Авиатор: назад в СССР 4 - Страница 4
– Родин.
– Ты чей, Родин? Не учили тебя представляться, как следует? – продолжил меня допрашивать этот неприятный тип.
Волосы зализаны назад, нос картошкой и взгляд, как у маньяка-убийцы. И чего доколебался до меня?
– Виноват, но вашего звания и должности не знаю.
– Ты оборзел, курсант Родин? – продолжал играть на публику «картофельный нос». – Одевайся и пойдём со мной к командиру эскадрильи. Кто у тебя?
– Подполковник Ребров.
– Третья «алкашная». Понятно тогда. Вечно вы своего командира подставляете. А ну, дыхни на меня. Может, ты уже успел потребить?
Насчёт «алкашной» звучало обидно. Да ещё и стоять в трусах и майке было уже некомфортно.
– Вы позволите, я пойду, оденусь? – сказал я, пытаясь пройти мимо этого человека.
– Дыхни, сказал, курсант! – воскликнул он, схватив меня за плечо.
Вот бы сейчас выкрутить его кисть и посмотреть, как он будет выкручиваться. А нельзя, офицер, всё-таки. Наверняка ещё и дипломированный. Надоел он! Освободиться как-то надо от его гнёта?

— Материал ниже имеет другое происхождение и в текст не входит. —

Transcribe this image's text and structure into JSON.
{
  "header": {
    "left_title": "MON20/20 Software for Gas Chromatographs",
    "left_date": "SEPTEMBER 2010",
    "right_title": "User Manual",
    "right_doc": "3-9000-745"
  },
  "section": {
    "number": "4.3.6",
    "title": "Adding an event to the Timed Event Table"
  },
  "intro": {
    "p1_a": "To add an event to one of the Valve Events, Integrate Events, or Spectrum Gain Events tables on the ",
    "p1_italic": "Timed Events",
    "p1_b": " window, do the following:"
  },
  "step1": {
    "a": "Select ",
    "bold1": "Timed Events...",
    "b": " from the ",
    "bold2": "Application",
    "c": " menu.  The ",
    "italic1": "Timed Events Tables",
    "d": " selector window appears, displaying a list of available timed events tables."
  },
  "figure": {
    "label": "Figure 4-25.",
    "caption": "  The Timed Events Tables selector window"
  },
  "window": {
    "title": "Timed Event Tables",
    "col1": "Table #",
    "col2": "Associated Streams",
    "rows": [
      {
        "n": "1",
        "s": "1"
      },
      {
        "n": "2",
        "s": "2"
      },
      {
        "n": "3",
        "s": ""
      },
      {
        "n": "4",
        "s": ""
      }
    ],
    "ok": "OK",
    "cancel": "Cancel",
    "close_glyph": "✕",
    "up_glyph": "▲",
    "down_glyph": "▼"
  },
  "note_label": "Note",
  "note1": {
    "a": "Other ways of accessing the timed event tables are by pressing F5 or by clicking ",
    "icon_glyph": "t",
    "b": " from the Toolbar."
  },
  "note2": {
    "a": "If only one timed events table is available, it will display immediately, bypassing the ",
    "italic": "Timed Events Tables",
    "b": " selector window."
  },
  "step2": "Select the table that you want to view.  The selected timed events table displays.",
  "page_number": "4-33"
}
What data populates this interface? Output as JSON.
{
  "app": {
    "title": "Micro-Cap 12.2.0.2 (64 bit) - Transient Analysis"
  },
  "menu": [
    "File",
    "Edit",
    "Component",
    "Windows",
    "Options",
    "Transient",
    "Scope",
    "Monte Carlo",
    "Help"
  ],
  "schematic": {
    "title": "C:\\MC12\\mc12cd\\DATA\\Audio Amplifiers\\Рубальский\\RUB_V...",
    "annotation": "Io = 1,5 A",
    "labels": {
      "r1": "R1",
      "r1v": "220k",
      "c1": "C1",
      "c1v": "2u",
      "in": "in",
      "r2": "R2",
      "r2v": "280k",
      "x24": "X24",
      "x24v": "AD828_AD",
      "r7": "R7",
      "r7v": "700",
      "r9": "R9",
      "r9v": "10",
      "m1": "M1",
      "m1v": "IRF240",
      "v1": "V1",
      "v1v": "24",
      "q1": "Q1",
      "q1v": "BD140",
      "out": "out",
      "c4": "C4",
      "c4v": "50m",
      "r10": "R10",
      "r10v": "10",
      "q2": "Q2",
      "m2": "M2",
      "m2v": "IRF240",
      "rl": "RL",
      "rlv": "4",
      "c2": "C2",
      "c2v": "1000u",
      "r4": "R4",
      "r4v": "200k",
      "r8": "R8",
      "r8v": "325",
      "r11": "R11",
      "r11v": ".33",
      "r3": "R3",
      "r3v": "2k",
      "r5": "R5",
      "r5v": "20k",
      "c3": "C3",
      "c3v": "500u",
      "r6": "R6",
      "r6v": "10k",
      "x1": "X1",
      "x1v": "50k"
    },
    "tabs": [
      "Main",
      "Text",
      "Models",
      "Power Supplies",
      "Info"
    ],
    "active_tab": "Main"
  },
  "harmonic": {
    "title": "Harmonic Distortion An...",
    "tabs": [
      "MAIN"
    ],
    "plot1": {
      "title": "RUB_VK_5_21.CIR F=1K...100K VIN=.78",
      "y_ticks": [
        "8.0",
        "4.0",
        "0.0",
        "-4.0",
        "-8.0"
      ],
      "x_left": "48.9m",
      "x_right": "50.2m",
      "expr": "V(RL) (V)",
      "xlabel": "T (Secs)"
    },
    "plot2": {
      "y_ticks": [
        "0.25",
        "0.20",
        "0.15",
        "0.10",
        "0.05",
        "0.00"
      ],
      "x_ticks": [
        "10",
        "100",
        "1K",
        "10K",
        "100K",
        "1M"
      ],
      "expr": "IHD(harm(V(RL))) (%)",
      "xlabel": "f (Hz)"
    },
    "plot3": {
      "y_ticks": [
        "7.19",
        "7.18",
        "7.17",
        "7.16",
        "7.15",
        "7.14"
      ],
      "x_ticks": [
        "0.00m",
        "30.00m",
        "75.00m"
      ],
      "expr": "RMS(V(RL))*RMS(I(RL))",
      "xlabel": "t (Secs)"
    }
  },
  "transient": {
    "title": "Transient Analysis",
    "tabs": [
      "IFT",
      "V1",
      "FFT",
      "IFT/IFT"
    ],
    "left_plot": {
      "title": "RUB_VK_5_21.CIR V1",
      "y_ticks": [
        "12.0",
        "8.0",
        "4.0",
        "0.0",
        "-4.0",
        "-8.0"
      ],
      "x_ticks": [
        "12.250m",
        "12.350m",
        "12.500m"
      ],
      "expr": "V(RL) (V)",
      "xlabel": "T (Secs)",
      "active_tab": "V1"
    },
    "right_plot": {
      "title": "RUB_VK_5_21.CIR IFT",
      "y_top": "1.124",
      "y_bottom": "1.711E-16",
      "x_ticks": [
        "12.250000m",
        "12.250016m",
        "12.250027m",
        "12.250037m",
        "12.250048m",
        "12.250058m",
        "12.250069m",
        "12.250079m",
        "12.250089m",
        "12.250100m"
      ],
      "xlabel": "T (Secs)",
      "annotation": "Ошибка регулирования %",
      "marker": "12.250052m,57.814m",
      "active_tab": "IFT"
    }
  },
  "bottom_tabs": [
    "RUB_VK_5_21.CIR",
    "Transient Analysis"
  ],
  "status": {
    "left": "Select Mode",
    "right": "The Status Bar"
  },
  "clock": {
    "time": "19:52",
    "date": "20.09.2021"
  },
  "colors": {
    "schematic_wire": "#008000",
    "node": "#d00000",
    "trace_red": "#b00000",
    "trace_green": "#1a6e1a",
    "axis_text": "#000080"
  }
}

Вспомнил! Капитан Гнётов из первой эскадрильи. Старший лётчик-инструктор и редкостная мразь по рассказам других курсантов.
– Не буду я дышать. Я не употреблял, и не надо нашу эскадрилью называть «алкашной». Она, между прочим, по лётной подготовке впереди вашей и остальных. И прозвище «пьющая» ей не мешает. Ваша, первая эскадрилья, на месте под кодовым названием «Двадцать один»?
– А ты, значит, вспомнил кто я? Прекрасно. Собирайся и пошли к командиру твоему.
Со спины Гнётова показалась физиономия Валентиновича. Командир звена тут же нахмурил брови, видя подобную сцену.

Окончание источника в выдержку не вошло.